Sometimes, as we come home at nightfall from our walk, I hear, high up in the bracken and the broom, a small keen voice singing shrilly, some large and doleful verse maybe of lou Grondo (la Grande), the endless patois chant our peasants sing; or perhaps a stanza of the Marseillaise. Some poor child up there is growing frightened in the dusk! Ours is a Celtic country, full of phantoms, elves, and fairies. Who knows but the huntsman with his spectral rout may dash out of yonder hollow? There is also, and especially, the Drac, a subtle spirit whose dear delight it is to play pranks at twilight on the little herds—a Proteus imp who can change into any shape, who plaits the cattle’s tails and manes into inextricable mats, who pulled Touéno’s ears only last November, one evening as he sat upon the hill, leaving the child half-dead with fear. Who but the Drac misleads the baby cowherds when they and their cattle take a wrong turning, when nights are dark? ’Twas he, most likely, who placed the stone on which our Corrado slipped and broke her leg.

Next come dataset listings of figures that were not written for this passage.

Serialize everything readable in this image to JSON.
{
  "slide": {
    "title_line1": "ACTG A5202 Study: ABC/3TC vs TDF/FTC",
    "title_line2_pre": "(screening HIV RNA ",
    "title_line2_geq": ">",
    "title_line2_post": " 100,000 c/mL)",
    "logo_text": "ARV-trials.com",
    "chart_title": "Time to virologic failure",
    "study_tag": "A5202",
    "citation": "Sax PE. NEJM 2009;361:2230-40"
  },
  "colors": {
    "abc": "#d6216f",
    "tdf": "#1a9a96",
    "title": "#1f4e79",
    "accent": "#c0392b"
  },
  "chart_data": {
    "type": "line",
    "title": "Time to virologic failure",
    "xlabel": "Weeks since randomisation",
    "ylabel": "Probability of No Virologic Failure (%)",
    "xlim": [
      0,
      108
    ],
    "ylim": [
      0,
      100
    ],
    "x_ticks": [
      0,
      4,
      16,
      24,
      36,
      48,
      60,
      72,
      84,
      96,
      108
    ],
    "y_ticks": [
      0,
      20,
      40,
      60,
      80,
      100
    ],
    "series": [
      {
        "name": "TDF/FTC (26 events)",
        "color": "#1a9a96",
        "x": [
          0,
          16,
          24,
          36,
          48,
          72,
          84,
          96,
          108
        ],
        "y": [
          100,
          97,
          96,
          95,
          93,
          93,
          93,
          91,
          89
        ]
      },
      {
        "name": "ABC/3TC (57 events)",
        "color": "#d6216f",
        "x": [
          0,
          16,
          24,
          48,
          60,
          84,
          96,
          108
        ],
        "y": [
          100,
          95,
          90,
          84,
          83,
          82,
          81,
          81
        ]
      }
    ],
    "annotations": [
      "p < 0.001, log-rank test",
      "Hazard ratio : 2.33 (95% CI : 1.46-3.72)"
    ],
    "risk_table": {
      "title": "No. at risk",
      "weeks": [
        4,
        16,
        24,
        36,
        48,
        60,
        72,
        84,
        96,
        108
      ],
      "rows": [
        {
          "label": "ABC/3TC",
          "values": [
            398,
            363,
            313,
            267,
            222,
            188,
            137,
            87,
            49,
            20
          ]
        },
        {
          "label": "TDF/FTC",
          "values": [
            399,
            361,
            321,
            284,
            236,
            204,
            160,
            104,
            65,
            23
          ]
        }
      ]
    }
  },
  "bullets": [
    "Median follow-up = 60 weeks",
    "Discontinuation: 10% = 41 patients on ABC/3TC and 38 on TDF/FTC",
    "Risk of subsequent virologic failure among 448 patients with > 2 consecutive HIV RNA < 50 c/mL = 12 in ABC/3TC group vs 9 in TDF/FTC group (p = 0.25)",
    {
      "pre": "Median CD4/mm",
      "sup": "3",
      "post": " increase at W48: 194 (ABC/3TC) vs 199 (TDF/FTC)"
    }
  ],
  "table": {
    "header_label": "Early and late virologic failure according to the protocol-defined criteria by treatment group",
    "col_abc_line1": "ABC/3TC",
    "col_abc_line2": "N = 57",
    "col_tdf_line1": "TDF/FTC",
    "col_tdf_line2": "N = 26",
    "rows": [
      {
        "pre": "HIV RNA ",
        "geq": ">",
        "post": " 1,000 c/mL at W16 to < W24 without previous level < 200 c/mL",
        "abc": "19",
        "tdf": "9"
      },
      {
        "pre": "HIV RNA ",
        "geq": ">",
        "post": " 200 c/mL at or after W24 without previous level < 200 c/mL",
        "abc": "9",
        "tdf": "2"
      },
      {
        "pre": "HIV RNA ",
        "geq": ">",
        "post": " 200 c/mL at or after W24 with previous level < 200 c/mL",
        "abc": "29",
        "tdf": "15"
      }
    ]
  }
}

It is scant comfort, so far afield and quite alone, to remember that he is no respecter of persons; or how, one chilly winter’s night, he pulled the farmer’s wife herself right out of bed. Nothing is sacred to the Drac! More cause for fear! Sing louder, little shepherd, and I’ll join in, down here in the lane, to hearten up your courage!

IV

Yesterday, we drove to the buron on the mountain. Buron is a local word, which we fondly believe to be derived from the Greek, a relic perhaps of antique settlers, in the south, near Marseilles; however this may be, it is not patois: in our dialect, we call the buron, lou mosut—“the little house.” Has not Vermenouze sung the little red-tiled hut, on the summit of the mountain, “like a young cock, red and small, reared up there in his glory, in the middle of the blue sky.”

“Lou mosut, coumo un golitchiou
Quilhat omoun, rougi e pitchiou,
Ol mièt dèl cieu blus, dins lo glorio.”

However we may call it, a buron expresses a little lonely habitation on the mountain, almost a hut, where the neatherds sleep in summer, and where the cheese is made, day after day, from the end of May till mid-October. It is a long climb from Olmet to the plateau whereon these little cheese-farms multiply and prosper. The road, in steep zigzags, mounts the hill; we leave the pasture behind us, and the fields of flowering buckwheat, and even the high heathery ridge of the Pas du Luc; we enter the hanging beechwoods and crawl up the wall of the cliff, until lo! we emerge on a great sea of undulating pasture-land, apparently illimited, save here and there by a grey mountain peak. The foreground is studded with tiny red-roofed burons, each shaded by its group of centenary limes.

“L’erbo[1] que pousso eici, pès puèts è sus plotèu
N’es pas coumo en obal, e pus rudo e pus sono,
E sent bon; li troubai l’ourgulhouso cinsono,
Que despleguo soi flours jiaunos coumo un dropéu.”

Do you understand?

“The grass that grows up here, on the puys and the plateau,
Is not like that below, it is rougher and more wholesome:
It smells good; there you find the proud gentian
Who displays her yellow flowers like a banner.”

It was after four when we at last reached the buron. The cows had come in from the moor to the fold. The milkmen had donned their blouses of grey hemp-linen, which hung in stiff hieratic folds. Each had, tied to his loins, a queer stumpy stool, like some odd sort of bustle. Now they call: “Frijado! Morgorido! Marquise!” Amid a silvery tinkle of cow-bells the beautiful red beasts approach. As each takes her stand, a cow-herd brings up to her a curly red calf. But the poor beastie has scarce pulled a throatful or so of its mother’s milk (its mother or its foster-mother, for at the buron each calf has a mother and a nurse) when a strong arm pulls it away and holds it tightly until the pail is full, when it may resume its supper, while the cow caresses it with a loving maternal tongue. All round the fold the beasts are being milked, the calves are bleating or sucking, the herdsmen are busy. Only in the middle, impassible and haughty, sits the bull, with a look that seems to say: “All this has nothing to do with me. Let them settle it among themselves.

Now the cattle will remain all night in the fold, unsheltered. Every morning three sides of the palisade are displaced, so that the cows never sleep twice in the same bed; and in this primitive fashion, at the end of the summer, the whole pasture has been manured: it is called the fumado. After the milking time at dawn the cattle are set free, and all day long they pasture in the aigado, or marshy moor, where the gentian, the pink, the meadowsweet and larkspur grow among the rush and the broom, the bilberry and heather. Here the grass is scantier, but sweet and aromatic. To the quantity of wild thyme and savoury herbs in the aigado, the peasants attribute the wholesome flavour of the Cantal cheese.